Grundgesetz steht über Bibel und Koran

von Hartmut Metzger

Hartmut Metzger

Wenn es die "Bild"-Zeitung mit einem Zitat aus angeblichen Geheimakten der Bundesregierung und der Schlagzeile "1,5 Millionen Flüchtlinge erwartet" bis in die seriösen Nachrichtenportale schafft, ist das bemerkenswert. Wenn der Bundespräsident die Kanzlerin auf ungeliebte Wahrheiten hinweisen muss, die auszusprechen, sich Angela Merkel scheut, ist die bundesweite Verunsicherung zudem groß. Aber es ist wahr: Auch die Möglichkeiten Deutschlands sind beschränkt, und wir können die Flüchtlinge nur so lange aufnehmen, wie Länder und Kommunen den unregulierten Zustrom irgendwie bewältigen.

Weshalb erklärt die Kanzlerin nicht, dass die deutschen Aufnahmekapazitäten endlich sind? Etwa weil ihr Satz "Wir schaffen das" samt Hinweis auf das gültige Asylrecht und den "Selfies" mit Migranten eine Wirkung entfaltet haben, die sie selbst nicht wollte? Zum einen sind Flüchtlinge über Internetforen in regem Kontakt, zum anderen hat sie zur massenhaften Migration nicht aufgerufen. Angesichts des Zustroms ist sie aber jetzt gefordert. Deutschland kann nicht mehr versprechen als es halten kann – und Merkel muss deutlich machen, was Migranten hier erwartet.

Wie im Streit mit Griechenland steht sie erneut in der vordersten Linie. Sie ist die Galionsfigur, die alle beobachten, um zu schauen, wohin die Reise geht. Vielleicht ist sie durch die "dornigen Rosen aus Athen" auch etwas dünnhäutig geworden, und die vielen herzlichen Sympathiebekundungen der Flüchtlinge haben sie ein wenig beseelt. Umso mehr ist es aber an ihr, deutlich zu erklären, wie und wegen welcher Grundwerte die deutsche Gesellschaft funktioniert. Hier steht das Grundgesetz eben nicht unter, sondern über Bibel und Koran.

Selbstverständlich geht es auch künftig darum, Flüchtlinge aus Krisengebieten, die bisweilen tausende Kilometer unter schlimmsten Bedingungen hinter sich haben, freundlich zu empfangen und Obdach zu bieten. Angesichts der Tatsache, dass Hunderttausende von ihnen schließlich in Deutschland bleiben werden, ist es aber auch notwendig, ihnen von Anfang an klarzumachen, dass es hier Regeln gibt, an die sich alle zu halten haben. Es ist ja gerade das Zusammenleben aufgrund dieser Regeln, das sie aus fernen Ländern hierher führt.
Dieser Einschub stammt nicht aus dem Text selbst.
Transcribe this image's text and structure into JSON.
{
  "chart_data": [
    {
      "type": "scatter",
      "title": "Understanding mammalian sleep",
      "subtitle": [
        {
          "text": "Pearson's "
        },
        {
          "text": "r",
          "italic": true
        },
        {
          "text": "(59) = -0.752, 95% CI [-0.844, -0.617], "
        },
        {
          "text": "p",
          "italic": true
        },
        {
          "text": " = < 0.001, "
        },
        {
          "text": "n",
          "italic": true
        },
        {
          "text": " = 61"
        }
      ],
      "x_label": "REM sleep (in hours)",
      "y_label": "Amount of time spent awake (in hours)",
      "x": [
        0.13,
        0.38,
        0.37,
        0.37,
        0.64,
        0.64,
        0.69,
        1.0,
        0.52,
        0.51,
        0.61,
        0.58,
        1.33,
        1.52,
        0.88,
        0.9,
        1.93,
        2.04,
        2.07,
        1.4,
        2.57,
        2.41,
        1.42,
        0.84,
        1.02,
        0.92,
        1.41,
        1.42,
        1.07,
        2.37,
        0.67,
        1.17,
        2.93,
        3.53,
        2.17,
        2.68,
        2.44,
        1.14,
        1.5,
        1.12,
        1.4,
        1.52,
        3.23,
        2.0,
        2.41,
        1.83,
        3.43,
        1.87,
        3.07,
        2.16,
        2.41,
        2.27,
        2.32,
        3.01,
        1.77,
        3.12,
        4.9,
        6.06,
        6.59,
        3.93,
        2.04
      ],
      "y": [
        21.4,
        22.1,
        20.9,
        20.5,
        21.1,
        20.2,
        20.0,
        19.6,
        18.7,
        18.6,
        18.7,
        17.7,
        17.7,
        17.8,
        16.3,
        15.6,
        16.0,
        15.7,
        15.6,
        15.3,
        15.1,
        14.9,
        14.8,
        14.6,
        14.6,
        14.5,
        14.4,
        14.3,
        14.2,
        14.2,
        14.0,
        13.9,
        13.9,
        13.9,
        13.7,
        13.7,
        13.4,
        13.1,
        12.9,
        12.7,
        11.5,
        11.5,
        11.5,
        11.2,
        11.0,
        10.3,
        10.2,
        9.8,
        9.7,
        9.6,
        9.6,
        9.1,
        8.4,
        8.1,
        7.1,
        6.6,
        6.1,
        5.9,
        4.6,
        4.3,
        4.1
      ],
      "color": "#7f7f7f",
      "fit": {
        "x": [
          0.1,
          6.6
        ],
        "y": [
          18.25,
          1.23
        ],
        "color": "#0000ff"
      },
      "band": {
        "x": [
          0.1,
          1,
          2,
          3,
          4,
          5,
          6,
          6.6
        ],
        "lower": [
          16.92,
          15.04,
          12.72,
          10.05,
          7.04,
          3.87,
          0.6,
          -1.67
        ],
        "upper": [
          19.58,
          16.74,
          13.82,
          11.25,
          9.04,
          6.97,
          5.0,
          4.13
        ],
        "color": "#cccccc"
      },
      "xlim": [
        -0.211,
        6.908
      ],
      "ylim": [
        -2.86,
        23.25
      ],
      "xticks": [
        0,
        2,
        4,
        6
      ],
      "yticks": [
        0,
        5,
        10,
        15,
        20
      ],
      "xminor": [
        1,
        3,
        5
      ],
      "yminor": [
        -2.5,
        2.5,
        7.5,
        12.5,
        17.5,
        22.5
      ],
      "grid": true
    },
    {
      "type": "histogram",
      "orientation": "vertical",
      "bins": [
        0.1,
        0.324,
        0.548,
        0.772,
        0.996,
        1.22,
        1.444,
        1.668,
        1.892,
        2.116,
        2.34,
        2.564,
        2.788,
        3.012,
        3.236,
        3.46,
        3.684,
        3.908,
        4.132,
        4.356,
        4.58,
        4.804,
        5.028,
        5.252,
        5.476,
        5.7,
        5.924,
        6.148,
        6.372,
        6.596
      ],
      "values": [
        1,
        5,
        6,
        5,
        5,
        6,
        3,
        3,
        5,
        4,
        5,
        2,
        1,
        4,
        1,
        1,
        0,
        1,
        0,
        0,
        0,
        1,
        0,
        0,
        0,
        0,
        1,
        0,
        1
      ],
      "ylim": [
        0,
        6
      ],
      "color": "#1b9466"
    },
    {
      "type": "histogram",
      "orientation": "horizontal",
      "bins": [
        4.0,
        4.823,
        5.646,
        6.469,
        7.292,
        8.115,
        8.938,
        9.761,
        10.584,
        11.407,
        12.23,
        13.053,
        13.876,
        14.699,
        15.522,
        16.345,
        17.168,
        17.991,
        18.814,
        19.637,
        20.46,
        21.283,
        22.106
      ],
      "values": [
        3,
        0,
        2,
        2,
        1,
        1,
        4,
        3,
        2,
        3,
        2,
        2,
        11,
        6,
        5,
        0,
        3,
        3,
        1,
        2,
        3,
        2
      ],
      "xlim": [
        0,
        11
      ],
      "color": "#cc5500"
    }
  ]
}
Hier darf jeder seine Religion ausüben, und er kann es lassen, wenn er will. Meinungsfreiheit und Toleranz sind nicht für jeden selbstverständlich ebenso wenig wie die Gleichberechtigung von Mann und Frau. Wir selbst müssen uns bewusst machen, auf ­welcher Grundlage wir leben. Wir müssen sie deutlich machen und verteidigen, leider nicht nur gegenüber jenen, die jetzt zu uns kommen. Aber viele von ihnen müssen erst noch lernen, weshalb sich dieses Land, nach der Reformation, nach der Aufklärung und den schrecklichen Ereignissen des vergangenen Jahrhunderts, derart erfreulich entwickelt hat.